Para variar, me entusiasmé más de la cuenta con el invento, y no aguanté lo suficiente como para comprar chapa más fina. Me he embarcado en el proyecto con chapa de 1,6mm de la de hacer yelmos, y es... dura.

Vamos, que cuesta telita darle una buena forma en frío, y además pesa lo suyo. Las próximas, en chapa de 1,2mm (que ya tengo)

A la hora de currarse la chapa, las hombreras presentan dos desafíos bien diferenciados: ahuecar la pieza abombada superior, y curvar las lamas. Y yo no estaba preparado para ninguna de los dos.

Porque servidor se dejó los cuernos sacudiendo martillazos a una de las piezas grandes sobre el tocón de hundir, y sólo consiguió un insatisfactorio abombado y unas agujetas de importancia.

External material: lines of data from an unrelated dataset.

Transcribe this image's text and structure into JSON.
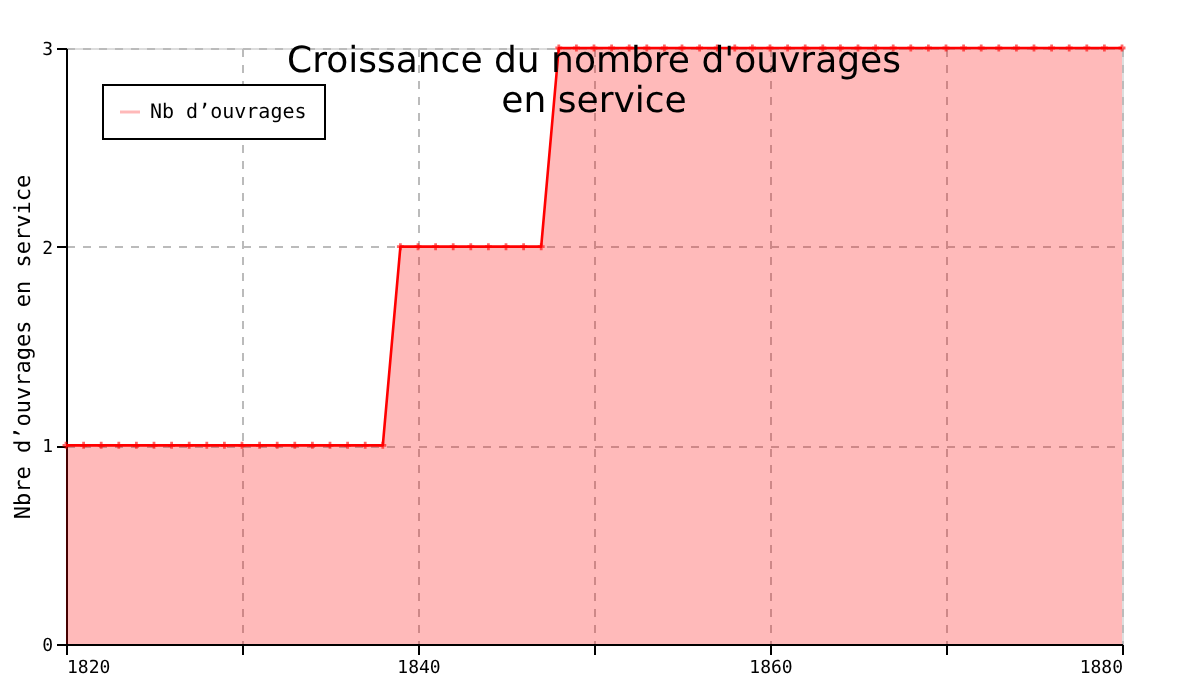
{
  "chart_data": {
    "type": "area",
    "title": "Croissance du nombre d'ouvrages en service",
    "ylabel": "Nbre d’ouvrages en service",
    "x": [
      1820,
      1821,
      1822,
      1823,
      1824,
      1825,
      1826,
      1827,
      1828,
      1829,
      1830,
      1831,
      1832,
      1833,
      1834,
      1835,
      1836,
      1837,
      1838,
      1839,
      1840,
      1841,
      1842,
      1843,
      1844,
      1845,
      1846,
      1847,
      1848,
      1849,
      1850,
      1851,
      1852,
      1853,
      1854,
      1855,
      1856,
      1857,
      1858,
      1859,
      1860,
      1861,
      1862,
      1863,
      1864,
      1865,
      1866,
      1867,
      1868,
      1869,
      1870,
      1871,
      1872,
      1873,
      1874,
      1875,
      1876,
      1877,
      1878,
      1879,
      1880
    ],
    "series": [
      {
        "name": "Nb d’ouvrages",
        "color": "#ff0000",
        "values": [
          1,
          1,
          1,
          1,
          1,
          1,
          1,
          1,
          1,
          1,
          1,
          1,
          1,
          1,
          1,
          1,
          1,
          1,
          1,
          2,
          2,
          2,
          2,
          2,
          2,
          2,
          2,
          2,
          3,
          3,
          3,
          3,
          3,
          3,
          3,
          3,
          3,
          3,
          3,
          3,
          3,
          3,
          3,
          3,
          3,
          3,
          3,
          3,
          3,
          3,
          3,
          3,
          3,
          3,
          3,
          3,
          3,
          3,
          3,
          3,
          3
        ]
      }
    ],
    "xlim": [
      1820,
      1880
    ],
    "xticks": [
      1820,
      {
        "value": 1830,
        "label": null
      },
      1840,
      {
        "value": 1850,
        "label": null
      },
      1860,
      {
        "value": 1870,
        "label": null
      },
      1880
    ],
    "ylim": [
      0,
      3
    ],
    "yticks": [
      0,
      1,
      2,
      3
    ],
    "grid": true,
    "legend": "top left",
    "marker": "cross",
    "line_style": "solid"
  }
}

Y los intentos de ajustar las lamas con una cierta precisión entre ellas... bueno, digamos que no fueron recompensados con un éxito atronador. Ni con éxito notable. Ni con éxito de ningún tipo. Vamos, que aquello no encajaba ni de lejos.

Hasta que llegó Truvor y me terminó las estacas que os contaba en la entrada anterior. ¡Qué diferencia!

Con la estaca de bola conseguí hundir la pieza superior hasta unos extremos que, si bien no son absolutamente perfectos, sí empiezan a ser aceptables. ¡Y en un momentito!

Y la estaca de tubo gordo me ha permitido ajustar las lamas de forma tan precisa, que hasta me temo que vayan a quedar demasiado bien encajadas y le resten movilidad al hombro.

Aún no me atrevo a dar consejos detallados sobre cómo trabajar sobre las estacas, pero sí debo señalar que la maza de nylon parece dar mejor resultado que el martillo de metal. Más rápido, y con menos marcas.

También debo decir que hay que ir pasando de la estaca al hueco de hundir y a una superficie plana para ir moldeando el metal. Vamos, que la estaca sola no es suficiente, porque no te da juego para corregir cuando te has pasado.

El caso es que ya he conseguido dar su primera forma... a una de las hombreras. El siguiente reto se llama simetría.

¿Conseguirá nuestro armero novato que las dos hombreras sean simétricas? ¿O tal vez tendrá que inventarse excusas: "es que el brazo derecho se mueve más y por eso la forma tiene que ser diferente, el izquierdo va con escudo y ya se sabe. No, es que están específicamente adaptadas a mi técnica de combate...")

La respuesta a esto y a mucho más, en la próxima entrada. Siempre y cuando mi chica deje de empeñarse en llevarme a la piscina y me deje algo de tiempo para martillear hierro a la fresca sombra del garaje.